Después del año 1966 Arturo Jauretche pasó a integrar la lista de autores de libros más vendidos. Lo hizo a través de varios títulos, como se deja ver en los registros de la revista Primera Plana de la época. La serie se inicia con el éxito de El medio pelo en la sociedad argentina, le sigue la reedición ampliada de Los profetas del odio y le continúa El manual de zonceras. Se trata de una trilogía que analiza desde diferentes ángulos lo que podemos considerar la obsesión de Jauretche: la vida y devenir de la Argentina.

El primero trabaja la cuestión de la estructuración social. El segundo se centra en la cuestión cultural. El tercero trabaja los contenidos ideológicos de la conformación mental. Las obras están entrelazadas. Dialogan entre sí.

Al buscar actualizar la cuestión cultural de Los profetas del odio, cuya primera edición databa de 1957, Jauretche encuentra una categoría fundamental para dar cuenta de un fenómeno central para el sostenimiento de la superestructura cultural y sus mecanismos de reproducción ideológica: la colonización pedagógica. Es ella la que conecta las 44 zonceras del Manual con la constitución del medio pelo.
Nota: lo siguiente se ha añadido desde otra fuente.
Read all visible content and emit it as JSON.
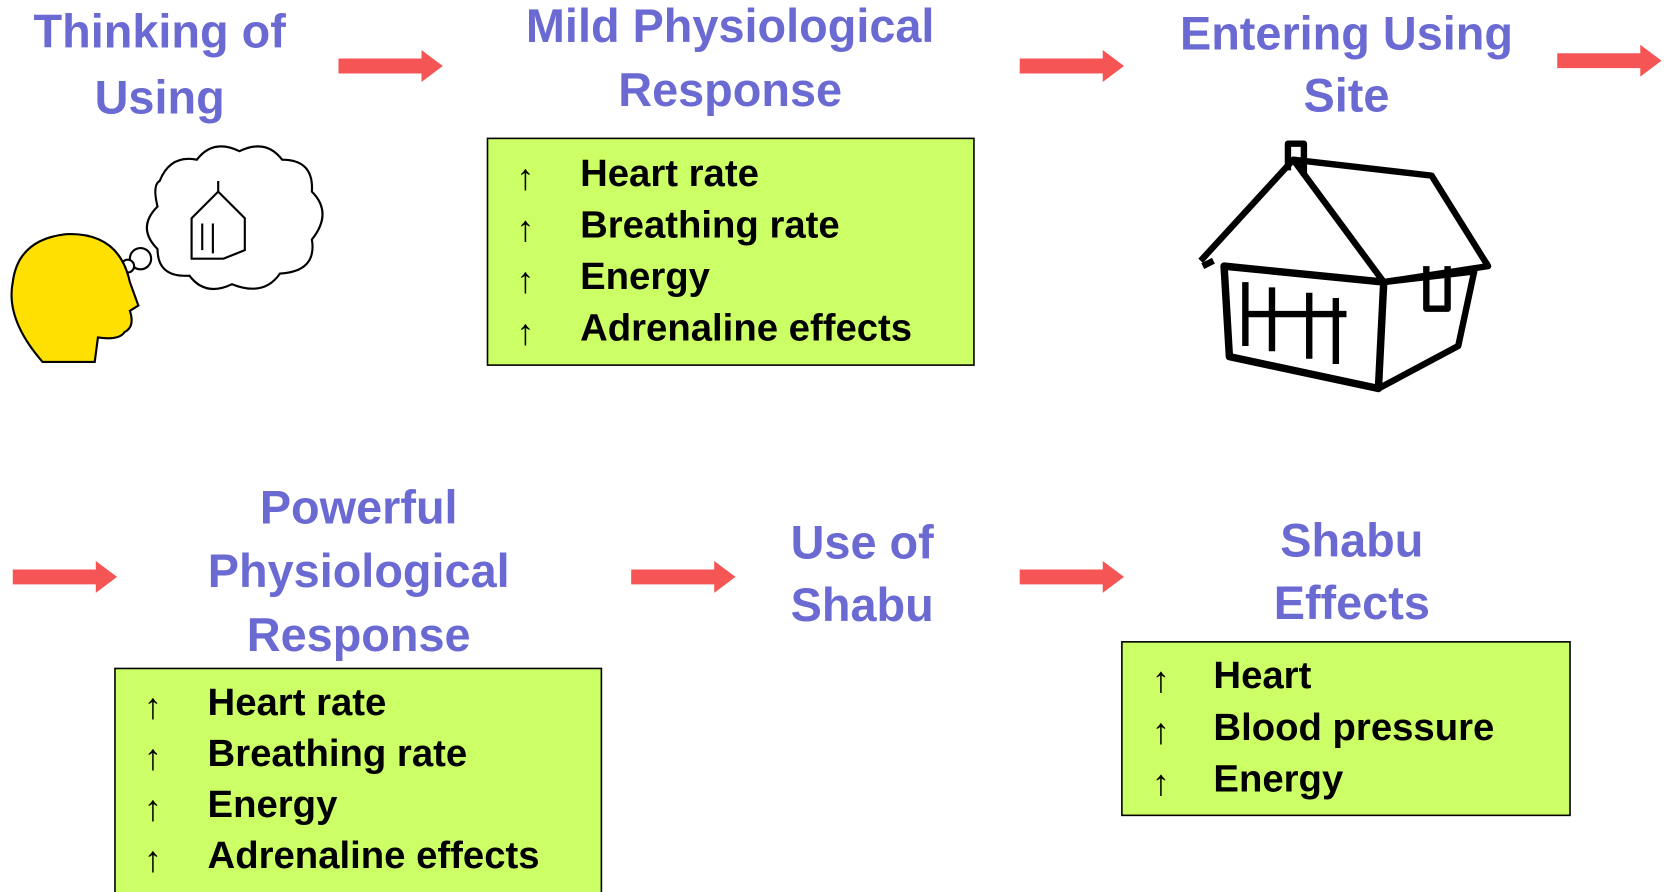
{
  "stages": [
    {
      "title": [
        "Thinking of",
        "Using"
      ]
    },
    {
      "title": [
        "Mild Physiological",
        "Response"
      ],
      "bullet": "↑",
      "items": [
        "Heart rate",
        "Breathing rate",
        "Energy",
        "Adrenaline effects"
      ]
    },
    {
      "title": [
        "Entering Using",
        "Site"
      ]
    },
    {
      "title": [
        "Powerful",
        "Physiological",
        "Response"
      ],
      "bullet": "↑",
      "items": [
        "Heart rate",
        "Breathing rate",
        "Energy",
        "Adrenaline effects"
      ]
    },
    {
      "title": [
        "Use of",
        "Shabu"
      ]
    },
    {
      "title": [
        "Shabu",
        "Effects"
      ],
      "bullet": "↑",
      "items": [
        "Heart",
        "Blood pressure",
        "Energy"
      ]
    }
  ]
}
Se sirve de una categoría tomada de Eduard Spranger, que mucho tiempo antes había incluido en el léxico local Jorge Abelardo Ramos para señalar que en los países semicoloniales la dominación no era realizada por ejércitos y cañones sino por medio de una educación subordinada a la mirada y perspectiva de los dominadores.
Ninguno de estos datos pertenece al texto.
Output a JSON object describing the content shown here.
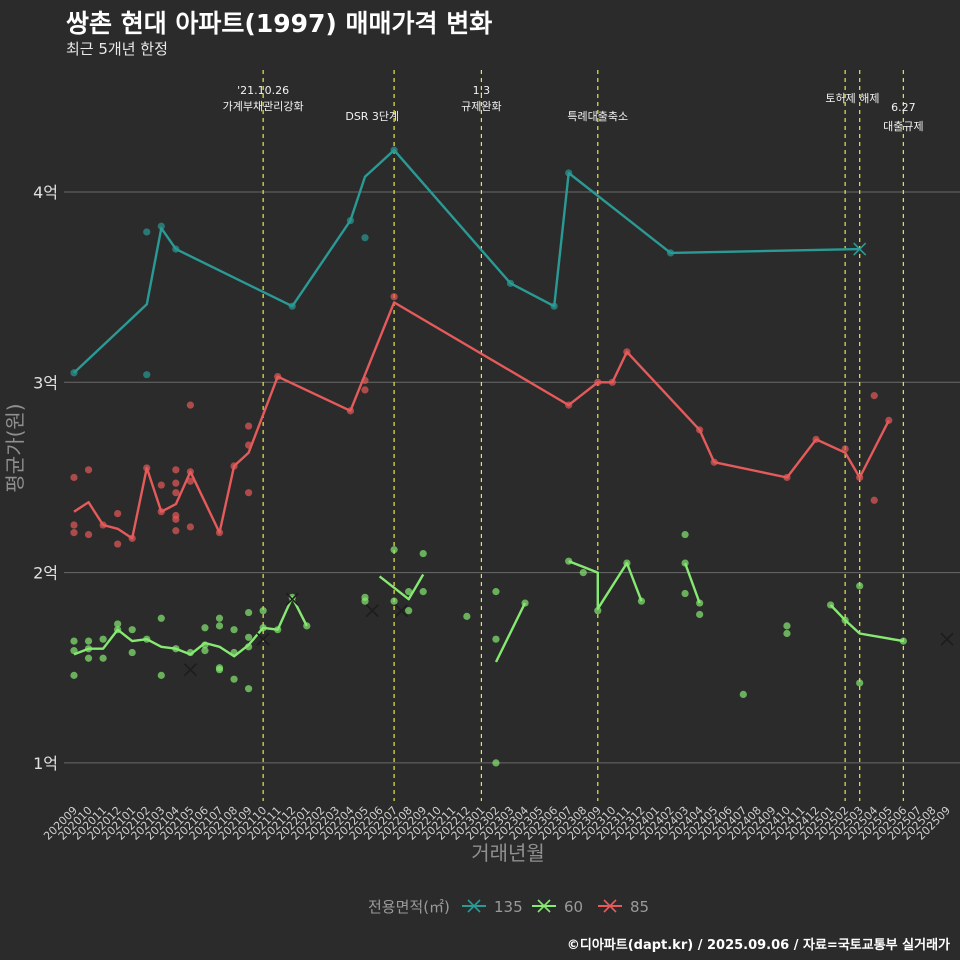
{
  "title": "쌍촌 현대 아파트(1997) 매매가격 변화",
  "subtitle": "최근 5개년 한정",
  "caption": "©디아파트(dapt.kr) / 2025.09.06 / 자료=국토교통부 실거래가",
  "colors": {
    "135": "#2a9a94",
    "60": "#86ea72",
    "85": "#e55a5a",
    "vline": "#e8e84a",
    "grid": "#6a6a6a"
  },
  "chart_data": {
    "type": "line",
    "xlabel": "거래년월",
    "ylabel": "평균가(원)",
    "ylim": [
      0.8,
      4.9
    ],
    "y_ticks": [
      {
        "value": 1,
        "label": "1억"
      },
      {
        "value": 2,
        "label": "2억"
      },
      {
        "value": 3,
        "label": "3억"
      },
      {
        "value": 4,
        "label": "4억"
      }
    ],
    "x_categories": [
      "202009",
      "202010",
      "202011",
      "202012",
      "202101",
      "202102",
      "202103",
      "202104",
      "202105",
      "202106",
      "202107",
      "202108",
      "202109",
      "202110",
      "202111",
      "202112",
      "202201",
      "202202",
      "202203",
      "202204",
      "202205",
      "202206",
      "202207",
      "202208",
      "202209",
      "202210",
      "202211",
      "202212",
      "202301",
      "202302",
      "202303",
      "202304",
      "202305",
      "202306",
      "202307",
      "202308",
      "202309",
      "202310",
      "202311",
      "202312",
      "202401",
      "202402",
      "202403",
      "202404",
      "202405",
      "202406",
      "202407",
      "202408",
      "202409",
      "202410",
      "202411",
      "202412",
      "202501",
      "202502",
      "202503",
      "202504",
      "202505",
      "202506",
      "202507",
      "202508",
      "202509"
    ],
    "legend": {
      "title": "전용면적(㎡)",
      "position": "bottom",
      "items": [
        "135",
        "60",
        "85"
      ]
    },
    "annotations": [
      {
        "x": 13,
        "lines": [
          "'21.10.26",
          "가계부채관리강화"
        ]
      },
      {
        "x": 20.5,
        "lines": [
          "DSR 3단계"
        ]
      },
      {
        "x": 28,
        "lines": [
          "1.3",
          "규제완화"
        ]
      },
      {
        "x": 36,
        "lines": [
          "특례대출축소"
        ]
      },
      {
        "x": 53.5,
        "lines": [
          "토허제 해제"
        ]
      },
      {
        "x": 57,
        "lines": [
          "6.27",
          "대출규제"
        ]
      }
    ],
    "vlines": [
      13,
      22,
      28,
      36,
      53,
      54,
      57
    ],
    "series": [
      {
        "name": "135",
        "line": [
          [
            0,
            3.05
          ],
          [
            5,
            3.41
          ],
          [
            6,
            3.81
          ],
          [
            7,
            3.7
          ],
          [
            15,
            3.4
          ],
          [
            19,
            3.85
          ],
          [
            20,
            4.08
          ],
          [
            22,
            4.22
          ],
          [
            30,
            3.52
          ],
          [
            33,
            3.4
          ],
          [
            34,
            4.1
          ],
          [
            41,
            3.68
          ],
          [
            54,
            3.7
          ]
        ],
        "points": [
          [
            0,
            3.05
          ],
          [
            5,
            3.79
          ],
          [
            5,
            3.04
          ],
          [
            6,
            3.82
          ],
          [
            7,
            3.7
          ],
          [
            15,
            3.4
          ],
          [
            19,
            3.85
          ],
          [
            20,
            3.76
          ],
          [
            22,
            4.22
          ],
          [
            30,
            3.52
          ],
          [
            33,
            3.4
          ],
          [
            34,
            4.1
          ],
          [
            41,
            3.68
          ]
        ],
        "crosses": [
          [
            54,
            3.7
          ]
        ]
      },
      {
        "name": "60",
        "line": [
          [
            [
              0,
              1.57
            ],
            [
              1,
              1.6
            ],
            [
              2,
              1.6
            ],
            [
              3,
              1.7
            ],
            [
              4,
              1.64
            ],
            [
              5,
              1.65
            ],
            [
              6,
              1.61
            ],
            [
              7,
              1.6
            ],
            [
              8,
              1.57
            ],
            [
              9,
              1.63
            ],
            [
              10,
              1.61
            ],
            [
              11,
              1.56
            ],
            [
              12,
              1.62
            ],
            [
              13,
              1.71
            ],
            [
              14,
              1.7
            ],
            [
              15,
              1.87
            ],
            [
              16,
              1.72
            ]
          ],
          [
            [
              21,
              1.98
            ],
            [
              23,
              1.86
            ],
            [
              24,
              1.99
            ]
          ],
          [
            [
              29,
              1.53
            ],
            [
              31,
              1.84
            ]
          ],
          [
            [
              34,
              2.06
            ],
            [
              35,
              2.03
            ],
            [
              36,
              2.0
            ],
            [
              36,
              1.81
            ],
            [
              38,
              2.05
            ],
            [
              39,
              1.85
            ]
          ],
          [
            [
              42,
              2.05
            ],
            [
              43,
              1.84
            ]
          ],
          [
            [
              52,
              1.83
            ],
            [
              53,
              1.75
            ],
            [
              54,
              1.68
            ],
            [
              57,
              1.64
            ]
          ]
        ],
        "points": [
          [
            0,
            1.64
          ],
          [
            0,
            1.59
          ],
          [
            0,
            1.46
          ],
          [
            1,
            1.64
          ],
          [
            1,
            1.6
          ],
          [
            1,
            1.55
          ],
          [
            2,
            1.65
          ],
          [
            2,
            1.55
          ],
          [
            3,
            1.73
          ],
          [
            3,
            1.7
          ],
          [
            4,
            1.7
          ],
          [
            4,
            1.58
          ],
          [
            5,
            1.65
          ],
          [
            6,
            1.76
          ],
          [
            6,
            1.46
          ],
          [
            7,
            1.6
          ],
          [
            8,
            1.58
          ],
          [
            9,
            1.71
          ],
          [
            9,
            1.62
          ],
          [
            9,
            1.59
          ],
          [
            10,
            1.76
          ],
          [
            10,
            1.72
          ],
          [
            10,
            1.5
          ],
          [
            10,
            1.49
          ],
          [
            11,
            1.7
          ],
          [
            11,
            1.58
          ],
          [
            11,
            1.44
          ],
          [
            12,
            1.79
          ],
          [
            12,
            1.66
          ],
          [
            12,
            1.61
          ],
          [
            12,
            1.39
          ],
          [
            13,
            1.8
          ],
          [
            13,
            1.71
          ],
          [
            14,
            1.7
          ],
          [
            15,
            1.87
          ],
          [
            16,
            1.72
          ],
          [
            20,
            1.87
          ],
          [
            20,
            1.85
          ],
          [
            22,
            2.12
          ],
          [
            22,
            1.85
          ],
          [
            24,
            2.1
          ],
          [
            24,
            1.9
          ],
          [
            23,
            1.9
          ],
          [
            23,
            1.8
          ],
          [
            27,
            1.77
          ],
          [
            29,
            1.9
          ],
          [
            29,
            1.65
          ],
          [
            29,
            1.0
          ],
          [
            31,
            1.84
          ],
          [
            34,
            2.06
          ],
          [
            35,
            2.0
          ],
          [
            36,
            1.8
          ],
          [
            38,
            2.05
          ],
          [
            39,
            1.85
          ],
          [
            42,
            2.2
          ],
          [
            42,
            2.05
          ],
          [
            42,
            1.89
          ],
          [
            43,
            1.84
          ],
          [
            43,
            1.78
          ],
          [
            46,
            1.36
          ],
          [
            49,
            1.72
          ],
          [
            49,
            1.68
          ],
          [
            52,
            1.83
          ],
          [
            53,
            1.75
          ],
          [
            54,
            1.93
          ],
          [
            54,
            1.42
          ],
          [
            57,
            1.64
          ]
        ],
        "crosses": [
          [
            8,
            1.49
          ],
          [
            13,
            1.65
          ],
          [
            15,
            1.86
          ],
          [
            20.5,
            1.8
          ],
          [
            22.5,
            1.8
          ],
          [
            60,
            1.65
          ]
        ]
      },
      {
        "name": "85",
        "line": [
          [
            0,
            2.32
          ],
          [
            1,
            2.37
          ],
          [
            2,
            2.25
          ],
          [
            3,
            2.23
          ],
          [
            4,
            2.18
          ],
          [
            5,
            2.55
          ],
          [
            6,
            2.32
          ],
          [
            7,
            2.36
          ],
          [
            8,
            2.53
          ],
          [
            9,
            2.37
          ],
          [
            10,
            2.21
          ],
          [
            11,
            2.56
          ],
          [
            12,
            2.63
          ],
          [
            14,
            3.03
          ],
          [
            19,
            2.85
          ],
          [
            22,
            3.42
          ],
          [
            34,
            2.88
          ],
          [
            36,
            3.0
          ],
          [
            37,
            3.0
          ],
          [
            38,
            3.16
          ],
          [
            43,
            2.75
          ],
          [
            44,
            2.58
          ],
          [
            49,
            2.5
          ],
          [
            51,
            2.7
          ],
          [
            53,
            2.63
          ],
          [
            54,
            2.5
          ],
          [
            56,
            2.8
          ]
        ],
        "points": [
          [
            0,
            2.5
          ],
          [
            0,
            2.25
          ],
          [
            0,
            2.21
          ],
          [
            1,
            2.54
          ],
          [
            1,
            2.2
          ],
          [
            2,
            2.25
          ],
          [
            3,
            2.31
          ],
          [
            3,
            2.15
          ],
          [
            4,
            2.18
          ],
          [
            5,
            2.55
          ],
          [
            6,
            2.46
          ],
          [
            6,
            2.32
          ],
          [
            7,
            2.54
          ],
          [
            7,
            2.47
          ],
          [
            7,
            2.42
          ],
          [
            7,
            2.3
          ],
          [
            7,
            2.28
          ],
          [
            7,
            2.22
          ],
          [
            8,
            2.88
          ],
          [
            8,
            2.53
          ],
          [
            8,
            2.48
          ],
          [
            8,
            2.24
          ],
          [
            10,
            2.21
          ],
          [
            11,
            2.56
          ],
          [
            12,
            2.77
          ],
          [
            12,
            2.67
          ],
          [
            12,
            2.42
          ],
          [
            14,
            3.03
          ],
          [
            19,
            2.85
          ],
          [
            20,
            3.01
          ],
          [
            20,
            2.96
          ],
          [
            22,
            3.45
          ],
          [
            34,
            2.88
          ],
          [
            36,
            3.0
          ],
          [
            37,
            3.0
          ],
          [
            38,
            3.16
          ],
          [
            43,
            2.75
          ],
          [
            44,
            2.58
          ],
          [
            49,
            2.5
          ],
          [
            51,
            2.7
          ],
          [
            53,
            2.65
          ],
          [
            54,
            2.5
          ],
          [
            55,
            2.93
          ],
          [
            55,
            2.38
          ],
          [
            56,
            2.8
          ]
        ],
        "crosses": []
      }
    ]
  }
}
Desde la mesa del bar de Córdoba y Esmeralda, el “Castelar Chico”, muy cerca de su departamento Jauretche venía contrastando sus argumentos con sus amistades intelectuales y políticas de entonces, entre los cuales estaba Ramos. Hasta allí se acercan, de manera creciente, jóvenes inquietos por conocerlo y escucharlo. Ese era su método fundamental para la construcción de hipótesis, mediante la conversación, que recuperaba el caso, el sucedido y la anécdota al modo de la conversación de origen rural.

Para ese tiempo Jauretche usa esa categoría en una serie de conferencias que brinda en el interior del país. Allí sigue probando el argumento. Lo vincula a la historia. Lo relaciona con el legado sarmientino. Analiza cómo funciona en los distintos niveles educativos, partiendo de su propia experiencia y recuerdos. Y a ello le va agregando los mecanismos de carácter informal con los que se difunden y propalan las perspectivas de los países centrales o dominantes. Allí aparece el lugar de las conferencias, la prensa y el libro. Y algunos actores concretos como los figurones o los maestros de la juventud o determinadas instituciones tales como las academias nacionales. Recordemos que habla sumergido en la “galaxia Gutemberg”.
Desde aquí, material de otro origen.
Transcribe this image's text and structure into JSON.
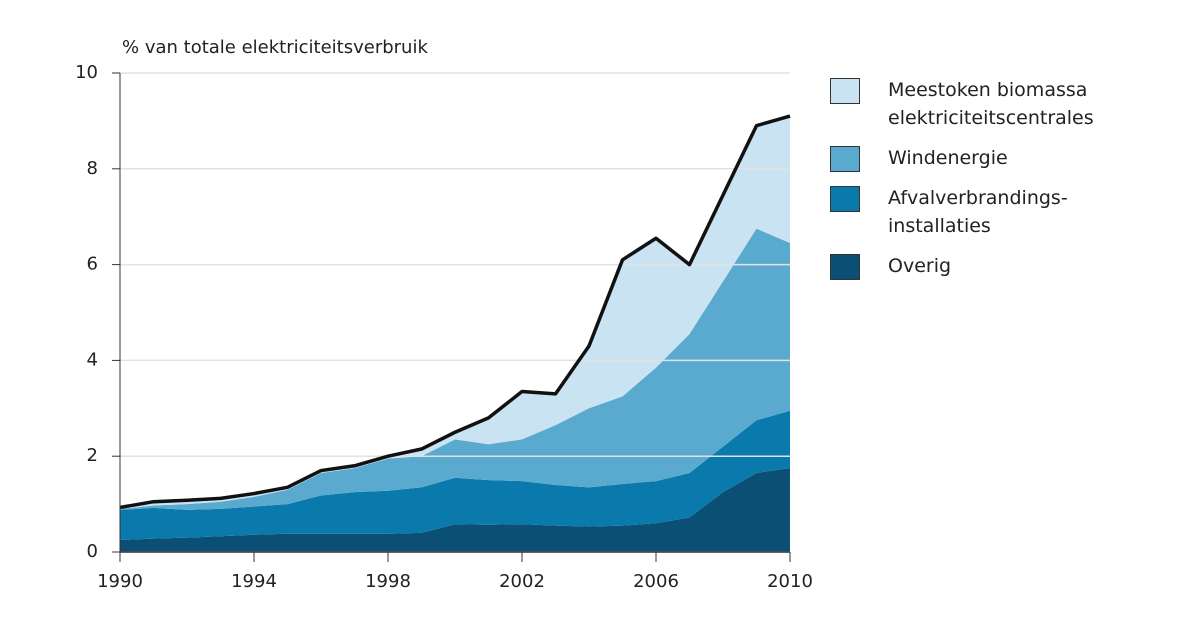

Esa colonización pedagógica orquestada por los grupos dominantes del viejo país agrario, que se niega a morir, apunta a formar una segunda naturaleza en los sectores intermedios de la sociedad, que son fluctuantes, volátiles y que engrosan el “medio pelo” argentino, en cuyo fracaso como clase ve el autor el fracaso del desarrollo capitalista autónomo de la Argentina que le tocó vivir.

Los contenidos que desvían a los sujetos del descubrimiento de su propia realidad, de la identificación de sus intereses, de la configuración de una conciencia social vinculada a una experiencia popular y la construcción de una posición nacional son esos esquemas ideológicos difundidos a través de aforismos sin sentido o zonceras. En la base de esa construcción ideológica se encuentra Sarmiento con su dicotomía civilización-barbarie y una serie de derivados como “el mal que aqueja a la Argnetina es la extensión”, “la victoria no da derechos”, etc. Aparecen otro conjunto que apunta a la autodenigración como son la afirmaciones de “política criolla”, “la inferioridad del nativo”, “este país de m…”. Existen también las económicas como la aceptación ciega de la “división internacional del trabajo” o el pago de la deuda “sobre el hambre y la sed de los argentinos”. No faltan las críticas a los medios como en la que se enuncia bajo el título “Dice La Nación…dice La Prensa…”.

Esos contenidos enunciados en el Manual de zonceras son difundidas en la sociedad a través de la colonización pedagógica, mediante los mecanismos formales del sistema educativo y los informales del libro, la prensa y de manera creciente la TV.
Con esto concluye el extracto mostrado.